The VDJ_GEX_clonotyme() function also uses the Monocle3 workflow to infer trajectories and pseudotime. It projects gene expression of specific genes ( highlight.genes) along pseudotime as well as the expression and distribution of clonotypes (top.N.clonotypes) along pseudotime. Additionally it plots different cell characteristics along pseudotime (ridgeline.separator can be any meta data input such as ‘group_id’, ‘seurat_clusters’ etc.). Here we choose the default clonotypes which displays the top.N.clonotypes = 5 along pseudotime.

clonotyme_output <- VDJ_GEX_clonotyme(vdj.gex.matrix.output = VGM, version="v3",
                                      highlight.genes= c('CD3E','CD4',
                                                         'CD8A','CD44'),
                                      root.nodes = c('Y_93', 'Y_157'),
                                      colors = color_palette,
                                      top.N.clonotypes = 5,
                                      ridgeline.separator = 'clonotype')

clonotyme_output[[2]]
clonotyme_output[[3]]
clonotyme_output[[4]]

clonotyme_output[[2]] shows the distribution of the clustered cell types along pseudotime. clonotyme_output[[3]] shows the expression of the highlight.genes along pseudotime and cells colored based on the seurat_clusters identity. clonotyme_output[[4]] shows the expression and distribution of clonotypes for the specified genes along pseudotime.

5.1 Functional cell types along pseudotime

Here the ridgeline.separator was set to the cell types annoted by PRojecTILs.

clonotyme_output <- VDJ_GEX_clonotyme(vdj.gex.matrix.output = VGM, version="v3",
                                      highlight.genes= c('CD3E','CD4',
                                                         'CD8A','CD44'),
                                      root.nodes = c('Y_93', 'Y_157'),
                                      colors = color_palette,
                                      top.N.clonotypes = 3,
                                      ridgeline.separator = 'ProjecTILS_assignment')

clonotyme_output[[2]]

5.2 Clonal expansion along pseudotime

The VGM_expanded_clones() function can be used to infer whether a cell belongs to an expanded clonotype or not. It can be of interest to see how expanded and not-expanded cells behave along pseudotime. For that, we use ridgeline.separator = "expanded_clonotype_frequency".

VGM <- VGM_expanded_clones(VGM = VGM,
                           add.to.VDJ = TRUE,
                           add.to.GEX = TRUE,
                           expansion.threshold = 1)
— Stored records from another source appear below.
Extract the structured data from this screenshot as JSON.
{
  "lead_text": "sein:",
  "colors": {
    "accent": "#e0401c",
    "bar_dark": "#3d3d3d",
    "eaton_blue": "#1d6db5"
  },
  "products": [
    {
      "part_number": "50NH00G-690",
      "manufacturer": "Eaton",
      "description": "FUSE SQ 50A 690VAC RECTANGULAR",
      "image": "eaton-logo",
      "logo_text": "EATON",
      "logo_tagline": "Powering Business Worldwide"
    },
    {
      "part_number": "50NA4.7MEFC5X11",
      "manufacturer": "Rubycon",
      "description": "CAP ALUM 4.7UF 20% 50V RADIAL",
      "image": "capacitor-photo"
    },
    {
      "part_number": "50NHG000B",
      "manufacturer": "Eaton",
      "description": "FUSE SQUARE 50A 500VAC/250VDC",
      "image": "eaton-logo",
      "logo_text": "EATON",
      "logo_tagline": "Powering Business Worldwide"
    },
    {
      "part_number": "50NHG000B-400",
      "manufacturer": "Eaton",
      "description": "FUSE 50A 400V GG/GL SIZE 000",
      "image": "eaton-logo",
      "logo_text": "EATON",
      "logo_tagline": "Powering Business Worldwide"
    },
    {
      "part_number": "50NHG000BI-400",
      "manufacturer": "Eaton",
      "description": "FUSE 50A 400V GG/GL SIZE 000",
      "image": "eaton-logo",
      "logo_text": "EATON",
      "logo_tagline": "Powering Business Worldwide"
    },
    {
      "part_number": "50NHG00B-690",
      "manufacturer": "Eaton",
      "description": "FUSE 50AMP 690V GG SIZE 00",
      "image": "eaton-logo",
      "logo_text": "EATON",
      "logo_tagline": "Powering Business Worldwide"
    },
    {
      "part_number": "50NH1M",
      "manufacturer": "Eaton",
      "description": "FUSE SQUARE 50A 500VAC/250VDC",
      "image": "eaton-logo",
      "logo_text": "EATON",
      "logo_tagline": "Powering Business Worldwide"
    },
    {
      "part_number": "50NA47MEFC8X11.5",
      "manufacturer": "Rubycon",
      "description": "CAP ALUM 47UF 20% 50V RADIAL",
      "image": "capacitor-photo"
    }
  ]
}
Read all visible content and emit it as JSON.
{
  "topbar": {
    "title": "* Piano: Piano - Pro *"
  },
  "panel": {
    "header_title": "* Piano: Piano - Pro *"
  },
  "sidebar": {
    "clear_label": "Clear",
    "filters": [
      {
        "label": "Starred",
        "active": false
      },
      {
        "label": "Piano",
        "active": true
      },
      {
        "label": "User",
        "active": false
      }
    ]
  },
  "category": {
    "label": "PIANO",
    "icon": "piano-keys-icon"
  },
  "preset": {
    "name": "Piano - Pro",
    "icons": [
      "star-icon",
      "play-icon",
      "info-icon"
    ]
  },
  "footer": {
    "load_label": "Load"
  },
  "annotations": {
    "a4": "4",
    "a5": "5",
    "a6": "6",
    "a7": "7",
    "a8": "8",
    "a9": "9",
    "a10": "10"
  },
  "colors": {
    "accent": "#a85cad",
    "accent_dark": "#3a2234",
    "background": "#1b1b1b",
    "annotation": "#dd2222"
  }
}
clonotyme_output_expanded <- VDJ_GEX_clonotyme(vdj.gex.matrix.output = VGM, version="v3",
                                      highlight.genes = c('CD3E', 'CD4', 'CD8A', 'CD44'),
                                      root.nodes = c('Y_93', 'Y_157'),
                                      top.N.clonotypes = 3,
                                      ridgeline.separator = "expanded_clonotype_frequency")

clonotyme_output_expanded[[2]]

5.3 Module scores along pseudotime

The VDJ_GEX_clonotyme function can also be used in combination with module scores for specific genes. For that we create a list of vectors of interesting genes (gene.list).

First, let’s get the module scores for each gene vector ( In our case there are two). Seurat::AddModuleScore() adds the score for each module to the VGM. In a next steps these module scores can be visualized over pseudotime by using the parameter genes.for.module.score.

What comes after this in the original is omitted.